Mais la pâquerette n’agit pas particulièrement sur la coagulation du sang comme semble le faire l’arnica ou encore l’hélichryse.
L’achillée millefeuille (Achillea millefolium L.) et le millepertuis (Hypericum perforatum L.)
L’achillée millefeuille présente essentiellement une activité cicatrisante, anti-inflammatoire et hémostatique.
L’huile essentielle semblerait avoir une activité plus spécifique sur les hématomes et les contusions, mais moins efficace que l’hélichryse. Il existe par contre un très grand nombre de sous-espèces qu’il est difficile d’identifier, ce qui explique par exemple la présence de chamazulène – huile essentielle bleutée – lors de la distillation de certaines plantes cueillies à un endroit alors que l’achillée d’un autre site donnera une huile essentielle plutôt jaune. Cela affecte inévitablement leur activité pharmacologique et donc l’effet recherché.
Le millepertuis aura plutôt une activité anti-inflammatoire et vulnéraire. Son action n’agit pas directement dans la résorption des hématomes, donc au niveau sanguin, mais plutôt au niveau des nerfs, et pourra éventuellement avoir un certain effet sur la douleur, en plus d’aider à la cicatrisation si il y a présence d’une plaie. On dit que l’arnica est au vaisseau sanguin ce que le millepertuis est aux nerfs ! Ces deux plantes peuvent donc être éventuellement complémentaires, mais pas interchangeables.

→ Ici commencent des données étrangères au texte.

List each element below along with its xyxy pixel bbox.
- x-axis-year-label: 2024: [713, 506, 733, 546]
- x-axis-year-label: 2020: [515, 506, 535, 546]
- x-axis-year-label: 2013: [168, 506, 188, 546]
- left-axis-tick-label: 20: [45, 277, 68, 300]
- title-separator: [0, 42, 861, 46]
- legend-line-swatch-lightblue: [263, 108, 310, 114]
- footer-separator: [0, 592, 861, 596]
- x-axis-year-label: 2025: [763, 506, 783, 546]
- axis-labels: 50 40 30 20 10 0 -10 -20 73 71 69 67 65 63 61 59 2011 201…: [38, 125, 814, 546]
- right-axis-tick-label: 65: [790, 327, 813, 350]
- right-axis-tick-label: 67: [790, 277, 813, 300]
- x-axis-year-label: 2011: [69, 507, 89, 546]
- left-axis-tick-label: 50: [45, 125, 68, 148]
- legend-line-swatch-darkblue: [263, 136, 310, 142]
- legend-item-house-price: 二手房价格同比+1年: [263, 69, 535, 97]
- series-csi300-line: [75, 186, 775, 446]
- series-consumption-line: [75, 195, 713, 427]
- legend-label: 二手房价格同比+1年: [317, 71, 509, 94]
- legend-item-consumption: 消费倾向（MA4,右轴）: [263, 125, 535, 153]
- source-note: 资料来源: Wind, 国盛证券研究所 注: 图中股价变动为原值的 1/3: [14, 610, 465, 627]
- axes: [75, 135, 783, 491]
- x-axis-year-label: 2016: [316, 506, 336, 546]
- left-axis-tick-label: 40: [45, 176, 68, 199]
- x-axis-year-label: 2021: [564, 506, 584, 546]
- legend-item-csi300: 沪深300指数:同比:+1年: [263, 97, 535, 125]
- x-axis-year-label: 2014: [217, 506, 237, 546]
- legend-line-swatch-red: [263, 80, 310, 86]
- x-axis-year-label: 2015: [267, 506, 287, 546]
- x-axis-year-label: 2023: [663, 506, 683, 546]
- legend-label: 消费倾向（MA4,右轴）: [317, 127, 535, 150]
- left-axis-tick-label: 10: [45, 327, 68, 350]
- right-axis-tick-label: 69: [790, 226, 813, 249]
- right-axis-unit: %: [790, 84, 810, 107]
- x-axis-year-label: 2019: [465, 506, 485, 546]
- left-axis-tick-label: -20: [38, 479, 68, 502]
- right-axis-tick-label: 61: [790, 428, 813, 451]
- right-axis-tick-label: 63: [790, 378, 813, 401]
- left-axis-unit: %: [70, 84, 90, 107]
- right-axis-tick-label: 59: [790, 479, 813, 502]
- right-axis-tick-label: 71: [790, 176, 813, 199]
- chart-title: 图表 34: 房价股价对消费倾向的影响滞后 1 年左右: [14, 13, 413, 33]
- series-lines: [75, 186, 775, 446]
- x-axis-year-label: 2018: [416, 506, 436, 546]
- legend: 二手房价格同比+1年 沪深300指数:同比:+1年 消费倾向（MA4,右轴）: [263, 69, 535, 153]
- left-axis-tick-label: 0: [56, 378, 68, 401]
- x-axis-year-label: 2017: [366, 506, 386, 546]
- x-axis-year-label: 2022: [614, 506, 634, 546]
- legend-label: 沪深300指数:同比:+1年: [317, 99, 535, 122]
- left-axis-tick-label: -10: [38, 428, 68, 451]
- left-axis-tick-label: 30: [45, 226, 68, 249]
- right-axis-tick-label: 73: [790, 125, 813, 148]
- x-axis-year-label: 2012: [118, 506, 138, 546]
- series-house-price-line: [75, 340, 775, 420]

Cultiver l’arnica, une solution ?
La mise en culture de l’arnica montana ou de l’arnica chamissonis est souvent présentée comme une solution, néanmoins leurs mises en culture pour satisfaire la demande reste difficile. L’arnica n’est pas simple à faire pousser, et aime les sols plutôt pauvre et riche en silice. Elle a également besoin d’être cultivée en altitude. Sans ses paramètres, la plante risque de ne pas développer les métabolites secondaires responsables de ses propriétés thérapeutiques, et donc de n’avoir aucune efficacité.
Sources
(1) https://dumas.ccsd.cnrs.fr/dumas-00839947/document
https://www.wikiphyto.org/wiki/H%C3%A9lichryse_italienne
https://www.wikiphyto.org/wiki/Arnica
https://www.wikiphyto.org/wiki/Achill%C3%A9e_mille-feuille#cite_note-38
Les données sur l’Inula Montana viennent essentiellement de la revue Ethnopharmacologie n°65
https://pubmed.ncbi.nlm.nih.gov/9434600/
https://www.sciencedirect.com/science/article/abs/pii/S0031942215001727
Traité pratique de phytothérapie, Jean-Michel Morel
Pharmanognosie, phytochimie des plantes médicinales, Jean Bruneton
Dictionnaire des plantes médicinales et vénéneuses de France, Paul-Victor Fournier
Du bon usage des plantes qui soignent, Jacques Fleurentin
2 commentaires
Bonjour Jess, je te suivais sur Facebook et c’est un vrai bonheur de pouvoir continuer à profiter de ton savoir et de ta sensibilité !
J’ai une question sur cet article autour de l’arnica. Depuis de nombreuses années je fais pousser et j’utilise la Rue (Ruta graveolens) comme substitut à l’arnica. J’en fais une alcoolature qui me sert essentiellement à faire un beaume. C’est une plante qui a était très présente dans les jardins médiévaux, on l’appelait « l’herbe à la femme battue. » Il semble qu’elle ait les mêmes propriétés (et les mêmes précautions d’utilisation) que l’arnica. D’où ma surprise de ne pas la voir mentionnée dans cet article. La connais-tu ?
Merci ! Corinne
Bonjour, La Ruta graveolens est un remède surtout utilisé en homéopathie, donc la réflexion est la même que pour la pâquerette. L’homéopathie n’est pas de la phytothérapie et on ne peut pas transposer une materia medica d’un courant de pensée à un autre autre.
En dehors de cela, il y a peut d’études qui confirme les usages de cette plante, donc difficile de confirmer quoi que ce soit.
Pour ma part ce n’est pas le premier remède que j’utiliserai étant sa toxicité importante et qu’il est possible d’utiliser d’autres plantes très intéressantes et tout aussi puissante.